On the flip side, my experience with Emacs has been quite different. You don't need a ton of plugins to get the most out of it; I've been using the same configuration of under 200 lines for the past six years without encountering any breaking changes. I rely on Magit, Org-mode, Org-roam, and Org-agenda every single day.
That said, using Emacs does require some commitment to reading the documentation. While I agree that it has some outdated defaults, you only need to make those adjustments once.
minikomi
Denote with a gptel-make-tool that's able to pull relevant notes and bring it automatically into context is fantastic.
aquariusDue
Semi related there's also ekg which stores notes in a sqlite database and uses tags as titles as in you don't really have to name a note per se and multiple notes can share a "title" which is just a tag.
But that's not why I mentioned ekg, the reason is that it does embedding out of the box, here's a quote from the repo on GitHub:
"There is support for attaching Large Language Model (LLM) “embeddings” to notes, for use in search and similarity search, via the llm package. This allows you to search based on semantics, as opposed to text matching. You can also use LLM chat in your notes, getting an LLM to respond to your notes based on a default prompt, or new prompts that you add."
These days I feel like you have lots of great options for note-taking in Emacs and you're not forced to use the org format unless you want to.

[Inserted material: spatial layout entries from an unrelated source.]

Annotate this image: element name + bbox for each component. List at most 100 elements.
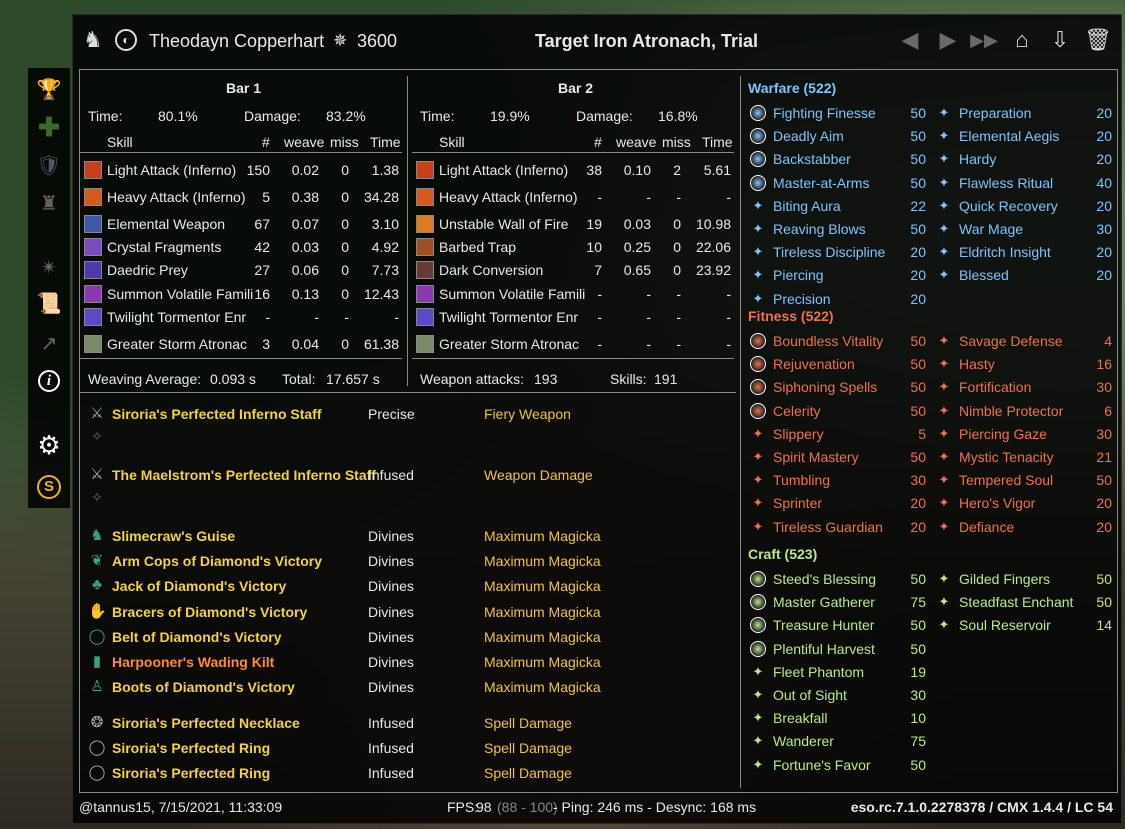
fitness-star-name[interactable]: Rejuvenation — [773, 356, 855, 372]
load-fight-icon[interactable]: ⇩ — [1047, 27, 1073, 53]
warfare-star-points: 22 — [910, 197, 926, 214]
fitness-star-name[interactable]: Savage Defense — [959, 333, 1063, 349]
save-fight-icon[interactable]: ⌂ — [1009, 27, 1035, 53]
warfare-star-name[interactable]: War Mage — [959, 221, 1023, 237]
previous-fight-icon[interactable]: ◀ — [897, 27, 923, 53]
gear-name[interactable]: Siroria's Perfected Inferno Staff — [112, 406, 322, 422]
warfare-star-name[interactable]: Blessed — [959, 267, 1009, 283]
fitness-star-name[interactable]: Siphoning Spells — [773, 379, 877, 395]
heal-icon[interactable]: ✚ — [36, 112, 62, 142]
warfare-star-name[interactable]: Precision — [773, 291, 831, 307]
warfare-star-name[interactable]: Master-at-Arms — [773, 175, 869, 191]
warfare-star-name[interactable]: Flawless Ritual — [959, 175, 1053, 191]
craft-star-name[interactable]: Steed's Blessing — [773, 571, 876, 587]
coin-icon[interactable]: S — [36, 474, 62, 500]
warfare-star-name[interactable]: Eldritch Insight — [959, 244, 1051, 260]
fitness-star-name[interactable]: Nimble Protector — [959, 403, 1063, 419]
warfare-star-icon: ✦ — [938, 197, 950, 213]
warfare-star-name[interactable]: Quick Recovery — [959, 198, 1058, 214]
warfare-star-icon: ✦ — [938, 151, 950, 167]
fitness-star-icon: ✦ — [938, 379, 950, 395]
warfare-star-points: 20 — [910, 244, 926, 261]
warfare-star-name[interactable]: Fighting Finesse — [773, 105, 876, 121]
last-fight-icon[interactable]: ▶▶ — [970, 27, 998, 53]
bar2-col-count: # — [594, 134, 602, 150]
spark-icon[interactable]: ✴ — [36, 254, 62, 280]
craft-star-name[interactable]: Master Gatherer — [773, 594, 875, 610]
warfare-star-name[interactable]: Tireless Discipline — [773, 244, 885, 260]
scroll-icon[interactable]: 📜 — [36, 290, 62, 316]
gear-name[interactable]: The Maelstrom's Perfected Inferno Staff — [112, 467, 376, 483]
craft-star-name[interactable]: Gilded Fingers — [959, 571, 1050, 587]
fitness-star-name[interactable]: Fortification — [959, 379, 1031, 395]
gear-name[interactable]: Siroria's Perfected Ring — [112, 740, 270, 756]
warfare-star-icon: ✦ — [938, 174, 950, 190]
craft-star-name[interactable]: Wanderer — [773, 733, 834, 749]
craft-star-name[interactable]: Treasure Hunter — [773, 617, 874, 633]
fitness-star-name[interactable]: Spirit Mastery — [773, 449, 859, 465]
gear-name[interactable]: Bracers of Diamond's Victory — [112, 604, 307, 620]
craft-star-name[interactable]: Plentiful Harvest — [773, 641, 875, 657]
warfare-star-name[interactable]: Hardy — [959, 151, 996, 167]
craft-star-name[interactable]: Soul Reservoir — [959, 617, 1051, 633]
warfare-star-name[interactable]: Backstabber — [773, 151, 851, 167]
gear-enchant: Maximum Magicka — [484, 629, 601, 645]
warfare-star-name[interactable]: Preparation — [959, 105, 1031, 121]
fitness-star-name[interactable]: Tireless Guardian — [773, 519, 883, 535]
gear-name[interactable]: Harpooner's Wading Kilt — [112, 654, 274, 670]
fitness-star-name[interactable]: Tempered Soul — [959, 472, 1053, 488]
warfare-star-name[interactable]: Piercing — [773, 267, 824, 283]
trophy-icon[interactable]: 🏆 — [36, 76, 62, 102]
gear-name[interactable]: Siroria's Perfected Ring — [112, 765, 270, 781]
fitness-star-name[interactable]: Tumbling — [773, 472, 830, 488]
target-title: Target Iron Atronach, Trial — [535, 31, 759, 51]
weave-avg: 0.093 s — [210, 371, 256, 387]
info-icon[interactable]: i — [36, 368, 62, 394]
champion-icon: ✵ — [333, 31, 348, 50]
warfare-star-name[interactable]: Deadly Aim — [773, 128, 844, 144]
shield-icon[interactable]: 🛡 — [36, 152, 62, 178]
fitness-star-name[interactable]: Mystic Tenacity — [959, 449, 1054, 465]
bar1-damage: 83.2% — [326, 108, 366, 124]
bar1-time-label: Time: — [88, 108, 123, 124]
gear-trait: Infused — [368, 467, 414, 483]
gear-trait: Divines — [368, 654, 414, 670]
warfare-star-name[interactable]: Biting Aura — [773, 198, 841, 214]
warfare-star-icon: ✦ — [938, 244, 950, 260]
warfare-star-icon: ✦ — [938, 221, 950, 236]
fitness-star-name[interactable]: Celerity — [773, 403, 820, 419]
craft-star-name[interactable]: Out of Sight — [773, 687, 847, 703]
graph-icon[interactable]: ↗ — [36, 330, 62, 356]
fitness-star-name[interactable]: Piercing Gaze — [959, 426, 1047, 442]
craft-star-name[interactable]: Steadfast Enchant — [959, 594, 1073, 610]
fitness-star-name[interactable]: Boundless Vitality — [773, 333, 883, 349]
fitness-star-name[interactable]: Defiance — [959, 519, 1014, 535]
bar2-time: 19.9% — [490, 108, 530, 124]
fitness-star-icon: ✦ — [938, 402, 950, 418]
craft-star-name[interactable]: Breakfall — [773, 710, 827, 726]
gear-name[interactable]: Slimecraw's Guise — [112, 528, 235, 544]
delete-fight-icon[interactable]: 🗑 — [1084, 27, 1112, 53]
title-bar[interactable]: ♞ ◐ Theodayn Copperhart ✵ 3600 Target Ir… — [73, 15, 1121, 69]
warfare-star-name[interactable]: Elemental Aegis — [959, 128, 1059, 144]
craft-star-name[interactable]: Fleet Phantom — [773, 664, 864, 680]
gear-name[interactable]: Belt of Diamond's Victory — [112, 629, 282, 645]
warfare-star-icon: ✦ — [752, 197, 764, 213]
gear-name[interactable]: Siroria's Perfected Necklace — [112, 715, 300, 731]
craft-star-name[interactable]: Fortune's Favor — [773, 757, 871, 773]
warfare-star-name[interactable]: Reaving Blows — [773, 221, 866, 237]
fitness-star-name[interactable]: Slippery — [773, 426, 824, 442]
fitness-star-name[interactable]: Hero's Vigor — [959, 495, 1035, 511]
fitness-star-icon: ✦ — [752, 495, 764, 511]
next-fight-icon[interactable]: ▶ — [935, 27, 961, 53]
gear-icon[interactable]: ⚙ — [36, 430, 62, 460]
gear-name[interactable]: Jack of Diamond's Victory — [112, 578, 286, 594]
craft-star-icon: ✦ — [938, 571, 950, 586]
fitness-star-name[interactable]: Sprinter — [773, 495, 822, 511]
gear-name[interactable]: Boots of Diamond's Victory — [112, 679, 295, 695]
puzzle-icon[interactable]: ♜ — [36, 190, 62, 216]
gear-name[interactable]: Arm Cops of Diamond's Victory — [112, 553, 322, 569]
fitness-star-name[interactable]: Hasty — [959, 356, 995, 372]
warfare-star-points: 40 — [1096, 174, 1112, 191]
bar2-skill-stat: 22.06 — [695, 239, 731, 255]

ekg repo: https://github.com/ahyatt/ekg
kreyenborgi
I use gptel in emacs, and keep around some of the chats and such as notes, along with my regular notes, it's all org-mode. I already used to keep around snippets copy-pasted from the web. This is knowledge management in the age of AI (except it works, it's useful and mundane and so I guess it's no longer AI, maybe I have to start using MCP agents or whatever the next partially-there thing is to be AI)
bachmeier
> Task-tracking and note-taking are practical and useful, but ultimately I want to treat my own thoughts as if they have value. I want to be a little more intentional and deliberate in my own thinking, and to have a space to engage in dialog with my own ideas. I want to be able to draw from my own knowledge instead of relying on AI assistants for everything. Maybe such an approach can even be complimentary to using AI tools; with the right plugins Obsidian can serve as an MCP server, which would allow tools like Claude to discover and read items in your vault. Perhaps this could offer the best of both worlds. But the key thing is that the AI is the assistant, and my thoughts and ideas remain my own.

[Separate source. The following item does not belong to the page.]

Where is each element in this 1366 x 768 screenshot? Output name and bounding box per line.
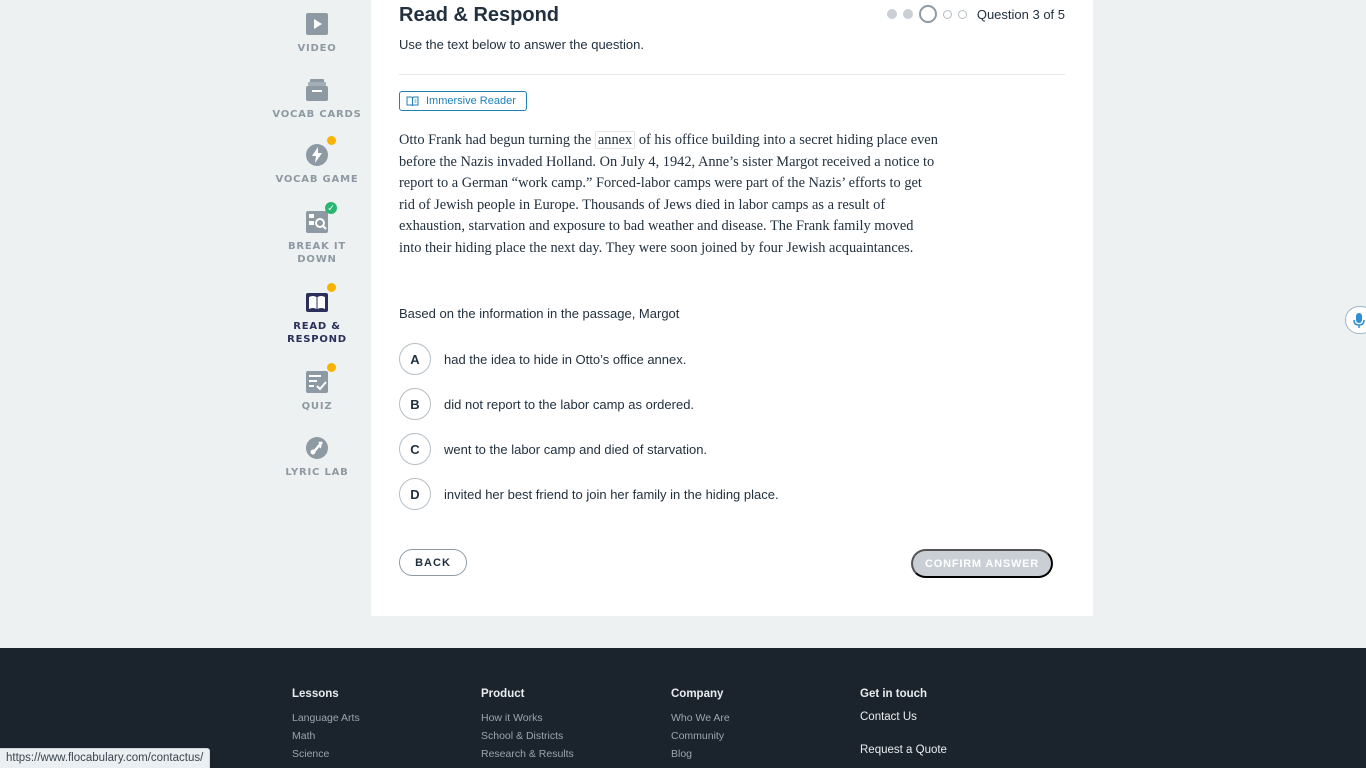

Maybe I'm missing the author's point, as it's early here, but I don't see how your own thoughts can possibly lack value because of AI. LLMs can only summarize the documents it was trained on, so it has no way to tell you what you're thinking (like why something is wrong). The value of AI is using RAG or semantic search to make your notes more useful to you. What the author's suggesting is outside the capabilities of current LLMs. By design, AI can only be used as an assistant.
sorokod
The OP linked "You'll Never Think Alone"[1] is a good read.
[1] https://publiccomment.blog/p/you-ll-never-think-alone-170518...
crashabr
[dead]
I looked into Obsidian a few years ago but decided against it due to the lack of encryption and self-hosting options. Are there now any workarounds or solutions available that provide encryption and self-hosting capabilities?